SINGAPORE - A national fund to encourage developers and building owners to introduce eco-friendly innovations is getting a $20 million boost.
The top-up of the green building innovations fund will encourage more tie-ups between the built environment industry and the research community, said National Development Minister Lawrence Wong on Wednesday (Sept 4).
Mr Wong announced the top-up of the Building and Construction Authority’s Green Buildings Innovation Cluster (GBIC) programme at the opening ceremony of the inaugural International Built Environment Week (IBEW).
The $20 million top-up was among several measures that he announced to raise productivity in the built environment sector.
Mr Wong said the construction industry has been “a laggard in productivity and technology adoption”.
Noting that more than 90 per cent of Singapore’s new building projects today have adopted building information modelling (BIM), a 3D model-based process that makes the planning, design and construction of buildings more efficient, he said there is nonetheless more work to be done.
“Ninety per cent sounds like a very high number but there is a difference between submitting a plan using BIM because the Government requires it to be so and truly using BIM from start to finish,” he said.
“Are you really harnessing the full benefits of BIM? You (industry players) know the answer better.”
The $20 million adds to the initial $52 million provided by the National Research Foundation for the GBIC programme when it was launched in September 2014.
Over the past five years, the GBIC has supported a total of 32 projects, including a six-storey, super low-energy building housing an operations centre at the upcoming Tuas Terminal mega port that is expected to be completed by the fourth quarter of next year. The building manages all terminal operations for the first phase of the Tuas port from 2021.

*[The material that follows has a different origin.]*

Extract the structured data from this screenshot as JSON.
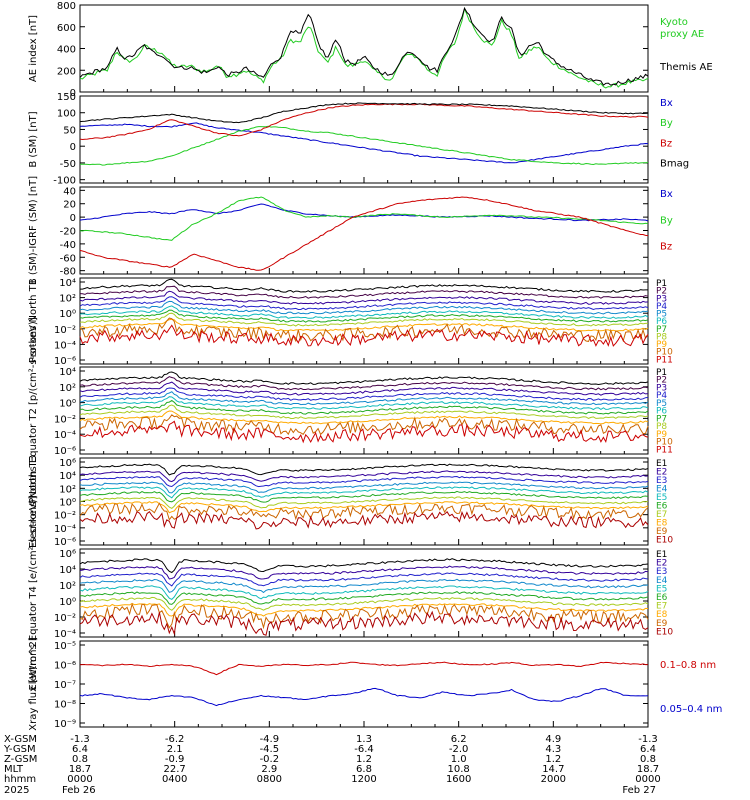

Mr Wong also unveiled a new digital knowledge portal for green buildings. The Super Low-Energy Buildings Smart Hub - the first in South-east Asia - contains the energy data of 2,000 buildings in Singapore. It also has a Smart Advisor function which uses artificial intelligence to predict the costs and energy savings of adopting green technology for building owners.
A digital platform that allows for the sharing of data among the various segments of the construction industry is also in the works.
The Hubble platform is developed by Delphi, a joint venture between construction company Woh Hup and local tech company Hubble, and is expected to roll out in phases from the end of next year.
Delphi was awarded the project following a $4 million joint grant call from BCA and the Infocomm Media Development Authority last November.
Currently, different segments of the industry from architects and engineers to contractors and fabricators use different BIM software that are not compatible with each other, which Mr Wong said “hinders collaboration... and defeats the purpose of digitalisation”.
The common platform will allow users of different major BIM software to exchange data seamlessly, he added.
BCA chief executive officer Hugh Lim acknowledged the challenges of digitalising a “very traditional” industry but said companies who put off the process risk getting left behind.
“To be fair to the industry players, they want to get the job done on time and on budget. There are higher initial costs when adopting green or technological solutions so they might choose to stick with the tried-and-tested option,” he said.
“But we are optimistic because we see the companies who have (adopted new technology) pulling ahead and this helps us get across our message to the industry.”
The International Built Environment Week will run until Friday. More than 12,000 local and overseas visitors from the construction industry are expected at the event, which features a combination of seminars, trade shows and networking sessions.